Do Evangelho, na sua forma longa (Mt
1,1-16.18-23) e na sua forma breve (Mt 1,18-23),
resulta que tudo desemboca em “Jesus, que se chama Cristo” (vd Mt 1,16). Assim, o anjo tranquiliza José:
“José, filho de David, não temas receber Maria, tua esposa, pois o que
ela concebeu é obra do Espírito Santo. Ela dará à luz um filho, ao qual
darás o nome de Jesus, porque Ele salvará o povo dos seus pecados.” (Mt
20-21).
E
o evangelista explica na linha de que Maria é agora a promessa que está a
concretizar a promessa antiga constante da profecia:
“Tudo isto aconteceu para se cumprir o que o Senhor tinha dito pelo
profeta: Eis que a virgem conceberá e dará à luz um filho; e hão de chamá-lo
Emanuel, que quer dizer: Deus connosco. Despertando do sono, José fez como
lhe ordenou o anjo do Senhor e recebeu sua esposa. E, sem que antes a tivesse
conhecido, ela deu à luz um filho, ao qual ele pôs o nome de Jesus.” (Mt
1,22-25).
A própria oração dos fiéis da Missa, a
pretexto do nascimento de Maria, é eminentemente cristológica. Logo a exortação
inicial frisa que Nossa Senhora “deu ao mundo a Cristo Salvador” e propõe a
invocação do nosso Deus. Depois, roga-se que a Igreja, “que nasceu do lado
aberto de Cristo” encontre “n’Ele” a paz e a segurança; que o povo de Israel,
“pela intercessão de Maria de Nazaré”, descubra “em Jesus o Messias prometido”;
e que todos os membros da assembleia, “imitando a santidade de Maria”, se
tornem “imagens de seu Filho Jesus”. E, na conclusão, pede-se a Deus, que ouça
as preces o povo que “celebra a festa da natividade da Santíssima Virgem Maria”

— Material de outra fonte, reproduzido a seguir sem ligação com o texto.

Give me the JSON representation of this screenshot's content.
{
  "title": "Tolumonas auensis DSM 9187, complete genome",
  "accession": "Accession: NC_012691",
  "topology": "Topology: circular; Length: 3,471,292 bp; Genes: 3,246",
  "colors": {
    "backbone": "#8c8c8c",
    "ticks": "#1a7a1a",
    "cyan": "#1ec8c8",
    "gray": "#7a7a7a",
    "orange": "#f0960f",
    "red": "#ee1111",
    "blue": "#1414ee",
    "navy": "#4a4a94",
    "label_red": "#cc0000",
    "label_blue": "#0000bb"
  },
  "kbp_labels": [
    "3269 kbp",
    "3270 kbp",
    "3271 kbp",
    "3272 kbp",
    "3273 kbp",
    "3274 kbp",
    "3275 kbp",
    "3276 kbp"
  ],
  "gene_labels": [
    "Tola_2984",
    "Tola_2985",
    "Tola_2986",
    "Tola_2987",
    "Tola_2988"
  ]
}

e que, “por sua intercessão e auxílio”, ele se enriqueça com os dons da divina
graça.
Do hino de
Vésperas salienta-se que Deus escolheu maria para nos dar Jesus e essa escolha
redundou em “alegria do Céu que encheu o mundo de luz”. A ant.1 frisa que “da raiz de Jessé nasceu a Virgem Maria, que
mereceu ser a Mãe do Filho de Deus”. E a antífona do Magnificat, o
cântico do louvor e da misericórdia entoado por Maria, é do teor
seguinte:
“Celebremos
o santo nascimento da gloriosa Virgem Maria. O Senhor olhou para a sua
humildade; e pela anunciação do Anjo, Ela concebeu o Redentor do Mundo.”.
À leitura
breve (Rm 9,4-5), que exalta Cristo, “que está acima
de todas as coisas e que bendiz a Deus por todos os séculos, responde-se consonantemente
com “Ave, Maria, cheia de graça o Senhor
é convosco, bendita sois vós entre as mulheres e bendito é o fruto do vosso
ventre”.
E os
versículos das horas de sexta e de noa referem, respetivamente “V. Bendita seja a Virgem Santa Maria, R. Que trouxe ao mundo o Filho do eterno Pai”
(em resposta à leitura
breve de bênção - Jdt 12,24.25) e “V. Bendita sois Vós entre as
mulheres R. E bendito é o fruto do
vosso ventre” (em
resposta à leitura breve evocativa da morda de Deus com os homens – Ap 21,3).
***
Ora, sendo
Maria o protótipo da Igreja, que também é promessa (vd Mt 16,18), que nasceu do lado adormecido de
Cristo (vd Jo 19, 34-35) e que foi dotada com a força do
Alto (vd Lc24,49; At
2,1-41), como Maria, a
Igreja deve dar Cristo ao mundo e encaminhar o mundo para Ele; não se centrar
em si mesma, mas ter como referência Jesus Cristo; não se refugiar no seu reduto
defensivo, mas orar, pregar, ir aos encontro das pessoas, fazer comunidade,
avisar, interceder, auxiliar, cuidar, encaminhar. Enfim, Por Cristo, em Igreja
e com Maria, edificaremos discipulado sempre e em toda a parte para o apostolado em
missão preferencialmente pelos e junto dos pobres, enquanto cantamos: “A minha alma glorifica o Senhor…”.